Melodramas are excessive and often embarrassing. They traffic in heightened emotions, stylized gestures, and schmaltzy scores. They center on broken hearts and broken homes, and they tell stories punctuated by contrived meetings, missed encounters, sudden reversals of fortune, and sentimental scenes of revelation, rescue, and irretrievable loss.
All of this may sound old-fashioned, but film history suggests that melodramas are here to stay. Directors continue to draw on and creatively re-imagine melodramatic conventions in their explorations of race, gender, sexuality, and power. For their part, film scholars now argue that even the campiest tearjerkers should be taken seriously. Once dismissively labeled “women’s weepies,” melodramas have been seen more recently to represent “the dominant mode of classic Hollywood cinema.” Often disparaged as politically out of touch and aesthetically over the top, melodramatic modes have also been called the only “realisms” adequate to contexts of radical inequality.

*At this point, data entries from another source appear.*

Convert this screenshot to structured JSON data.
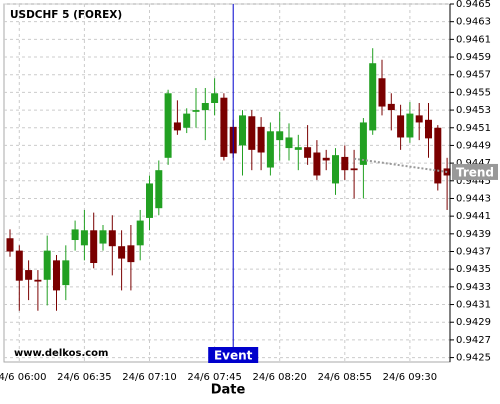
{
  "chart_data": {
    "type": "candlestick",
    "title": "USDCHF 5 (FOREX)",
    "x_label": "Date",
    "watermark": "www.delkos.com",
    "categories": [
      null,
      "24/6 06:00",
      null,
      null,
      null,
      null,
      null,
      null,
      "24/6 06:35",
      null,
      null,
      null,
      null,
      null,
      null,
      "24/6 07:10",
      null,
      null,
      null,
      null,
      null,
      null,
      "24/6 07:45",
      null,
      null,
      null,
      null,
      null,
      null,
      "24/6 08:20",
      null,
      null,
      null,
      null,
      null,
      null,
      "24/6 08:55",
      null,
      null,
      null,
      null,
      null,
      null,
      "24/6 09:30",
      null,
      null,
      null,
      null
    ],
    "open": [
      0.94385,
      0.94371,
      0.94349,
      0.94338,
      0.94338,
      0.9436,
      0.94332,
      0.94383,
      0.94377,
      0.94394,
      0.94379,
      0.94394,
      0.94376,
      0.94377,
      0.94377,
      0.94408,
      0.94419,
      0.94476,
      0.94516,
      0.9451,
      0.94528,
      0.9453,
      0.94538,
      0.94544,
      0.94511,
      0.9449,
      0.94523,
      0.94511,
      0.94465,
      0.94496,
      0.94487,
      0.94485,
      0.94488,
      0.94482,
      0.94476,
      0.94447,
      0.94477,
      0.94464,
      0.94468,
      0.94507,
      0.94566,
      0.94537,
      0.94524,
      0.94499,
      0.94524,
      0.94519,
      0.9451,
      0.94464
    ],
    "high": [
      0.94395,
      0.94377,
      0.9436,
      0.94349,
      0.94388,
      0.94366,
      0.94377,
      0.94405,
      0.94417,
      0.94414,
      0.944,
      0.94411,
      0.94394,
      0.944,
      0.94417,
      0.94456,
      0.94473,
      0.94553,
      0.94541,
      0.94532,
      0.94555,
      0.94555,
      0.94566,
      0.94549,
      0.94519,
      0.9453,
      0.9453,
      0.94522,
      0.94516,
      0.94528,
      0.94515,
      0.94502,
      0.94513,
      0.94496,
      0.94485,
      0.94487,
      0.9449,
      0.94485,
      0.94521,
      0.946,
      0.94587,
      0.94549,
      0.94536,
      0.94539,
      0.94538,
      0.94538,
      0.94513,
      0.94476
    ],
    "low": [
      0.94364,
      0.94303,
      0.94315,
      0.94303,
      0.94309,
      0.94303,
      0.94315,
      0.94371,
      0.9436,
      0.94351,
      0.94371,
      0.94343,
      0.94326,
      0.94326,
      0.9436,
      0.94394,
      0.94411,
      0.94468,
      0.94502,
      0.94504,
      0.9451,
      0.94496,
      0.94524,
      0.94473,
      0.94476,
      0.94456,
      0.94462,
      0.94462,
      0.94456,
      0.94473,
      0.94473,
      0.94462,
      0.94468,
      0.94451,
      0.94462,
      0.94434,
      0.94451,
      0.9443,
      0.9443,
      0.94502,
      0.94524,
      0.94507,
      0.94485,
      0.94493,
      0.94496,
      0.94476,
      0.94439,
      0.94417
    ],
    "close": [
      0.9437,
      0.94337,
      0.94338,
      0.94336,
      0.94371,
      0.94326,
      0.9436,
      0.94395,
      0.94394,
      0.94357,
      0.94394,
      0.94376,
      0.94362,
      0.94358,
      0.94405,
      0.94447,
      0.94462,
      0.94549,
      0.94507,
      0.94526,
      0.9453,
      0.94538,
      0.94549,
      0.94477,
      0.94481,
      0.94524,
      0.94485,
      0.94482,
      0.94506,
      0.94506,
      0.94499,
      0.94488,
      0.94476,
      0.94456,
      0.94473,
      0.94479,
      0.94462,
      0.94462,
      0.94516,
      0.94583,
      0.94534,
      0.9453,
      0.94499,
      0.94526,
      0.94516,
      0.94498,
      0.94447,
      0.94456
    ],
    "up_color": "#22a022",
    "down_color": "#7a0000",
    "ylim": [
      0.94245,
      0.9465
    ],
    "yticks": [
      0.9425,
      0.9427,
      0.9429,
      0.9431,
      0.9433,
      0.9435,
      0.9437,
      0.9439,
      0.9441,
      0.9443,
      0.9445,
      0.9447,
      0.9449,
      0.9451,
      0.9453,
      0.9455,
      0.9457,
      0.9459,
      0.9461,
      0.9463,
      0.9465
    ],
    "grid": true,
    "event": {
      "label": "Event",
      "index": 24,
      "color": "#0000cc"
    },
    "trend": {
      "label": "Trend",
      "start": [
        37,
        0.94475
      ],
      "end": [
        47,
        0.9446
      ],
      "color": "#999999"
    }
  }
}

In this course, we’ll assess these and other claims about the long life and surprising social relevance of melodrama. We’ll study films by Almodóvar, Araki, Borden, Daniels, Gerima, Haynes, Hitchcock, Mankiewicz, Matarazzo, Nava, Sirk, Vidor, and Washington, among others. We’ll also read key critical essays and a few literary texts; authors will include Berlant, Brooks, Cavell, Doane, Le Guin, Miller, Mulvey, Povinelli, Puga, Sexton, Thoreau, Wilderson, and Williams.